Throughout it all, Broad Street Cafe's had a kind of comfortable-old-shoe feel, with worn old couches and shaky tables kind of giving the place the feeling of that basement space your dad converted into a family room -- you know, the one with the big TV in the corner and the pool table slouching in the corner?
Earlier this year, owner Jonathan Tagg announced his interest in finding a co-owner to help provide him the resources, in both time and money, to help the BSC expand its hours and operations. He found that co-owner in Daphne Lagasse, a veteran chef formerly of the Nomadic Catering Company, and they've spent 35 days closed down while renovating the joint.
The new, repurposed Broad Street Cafe re-opened Sunday night at 6pm, just in time to accommodate a previously-scheduled engagement. We had a chance to take a sneak peek at the space Sunday afternoon as final prep was underway for the re-opening. Let's just say that if you're a Broad Street Cafe regular, you're in for a surprise the first time you walk through the door.
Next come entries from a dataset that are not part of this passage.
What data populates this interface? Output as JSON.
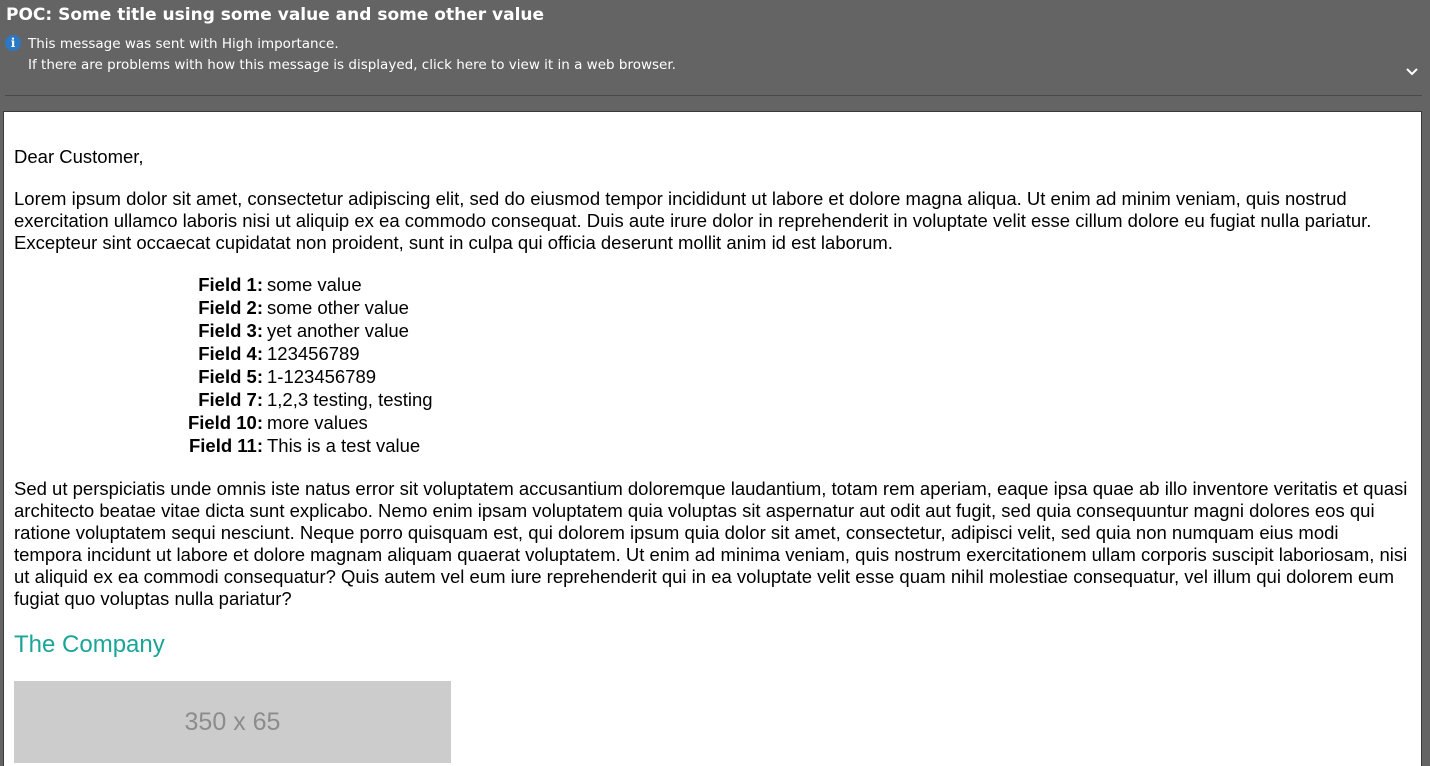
{
  "header": {
    "subject": "POC: Some title using some value and some other value",
    "importance_notice": "This message was sent with High importance.",
    "browser_notice": "If there are problems with how this message is displayed, click here to view it in a web browser.",
    "info_icon": "info-icon",
    "info_icon_glyph": "i",
    "expand_icon": "chevron-down-icon"
  },
  "email": {
    "greeting": "Dear Customer,",
    "intro": "Lorem ipsum dolor sit amet, consectetur adipiscing elit, sed do eiusmod tempor incididunt ut labore et dolore magna aliqua. Ut enim ad minim veniam, quis nostrud exercitation ullamco laboris nisi ut aliquip ex ea commodo consequat. Duis aute irure dolor in reprehenderit in voluptate velit esse cillum dolore eu fugiat nulla pariatur. Excepteur sint occaecat cupidatat non proident, sunt in culpa qui officia deserunt mollit anim id est laborum.",
    "fields": [
      {
        "label": "Field 1:",
        "value": "some value"
      },
      {
        "label": "Field 2:",
        "value": "some other value"
      },
      {
        "label": "Field 3:",
        "value": "yet another value"
      },
      {
        "label": "Field 4:",
        "value": "123456789"
      },
      {
        "label": "Field 5:",
        "value": "1-123456789"
      },
      {
        "label": "Field 7:",
        "value": "1,2,3 testing, testing"
      },
      {
        "label": "Field 10:",
        "value": "more values"
      },
      {
        "label": "Field 11:",
        "value": "This is a test value"
      }
    ],
    "closing": "Sed ut perspiciatis unde omnis iste natus error sit voluptatem accusantium doloremque laudantium, totam rem aperiam, eaque ipsa quae ab illo inventore veritatis et quasi architecto beatae vitae dicta sunt explicabo. Nemo enim ipsam voluptatem quia voluptas sit aspernatur aut odit aut fugit, sed quia consequuntur magni dolores eos qui ratione voluptatem sequi nesciunt. Neque porro quisquam est, qui dolorem ipsum quia dolor sit amet, consectetur, adipisci velit, sed quia non numquam eius modi tempora incidunt ut labore et dolore magnam aliquam quaerat voluptatem. Ut enim ad minima veniam, quis nostrum exercitationem ullam corporis suscipit laboriosam, nisi ut aliquid ex ea commodi consequatur? Quis autem vel eum iure reprehenderit qui in ea voluptate velit esse quam nihil molestiae consequatur, vel illum qui dolorem eum fugiat quo voluptas nulla pariatur?",
    "company_name": "The Company",
    "logo_placeholder_text": "350 x 65"
  },
  "colors": {
    "header_background": "#646464",
    "info_icon": "#2b78c5",
    "company_accent": "#1aa597",
    "placeholder_background": "#cccccc",
    "placeholder_text": "#8c8c8c"
  }
}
The space has a dramatically different feel to it, with the concrete bar in the center perhaps the only element directly linked to the old cafe. It will continue to serve up coffee and coffee drinks all day long, though the full bar to its rear shows a continuation of the adults-beverage theme that's long been focused on beer and wine at the BSC. (The Cafe now features fifteen beers on tap and thirty bottled beers.)
The Broad St. side of the house now has a much more formal performance stage, with professional lighting and sound opening up the door for more significant event and music bookings.
In front of the stage sit restaurant-style tables clustered close-in around the performance area, giving the cafe more of an eatery feel. This is no accident: the renovated cafe will put much more emphasis on dining than its predecessor, now offering burgers, calzones, salads, sandwiches and appetizers at lunch and dinner, and with Sunday brunch starting in October.
The signature food option at the BSC will be wood-fired pizzas, straight from a new oven that takes a very prominent place in the cafe, visible right as you walk in.
The rear half of the cafe -- back where the restrooms and kitchen are and where the kids' area used to be -- contains more seating, but feels more visually isolated from the front-of-house thanks to a high wood table and a partition wall. Co-owner Tagg notes that this provides more flexibility in the cafe, allowing an event to be happening at the stage up-front while diners or a group talking over coffee can spend time hanging out in the back and enjoying conversation with the music as a backdrop.
Speaking of music, the Cafe's new policy on shows: no cover charges, ever.
The Cafe is also expanding its seven-day-a-week hours, planning to open at 8am daily (except 10am Sundays) and to stay open until sometime between 10pm and 2am each night. For the month of August, the Cafe will be closed on Mondays -- so if you're planning to check it out yourself, wait until tomorrow.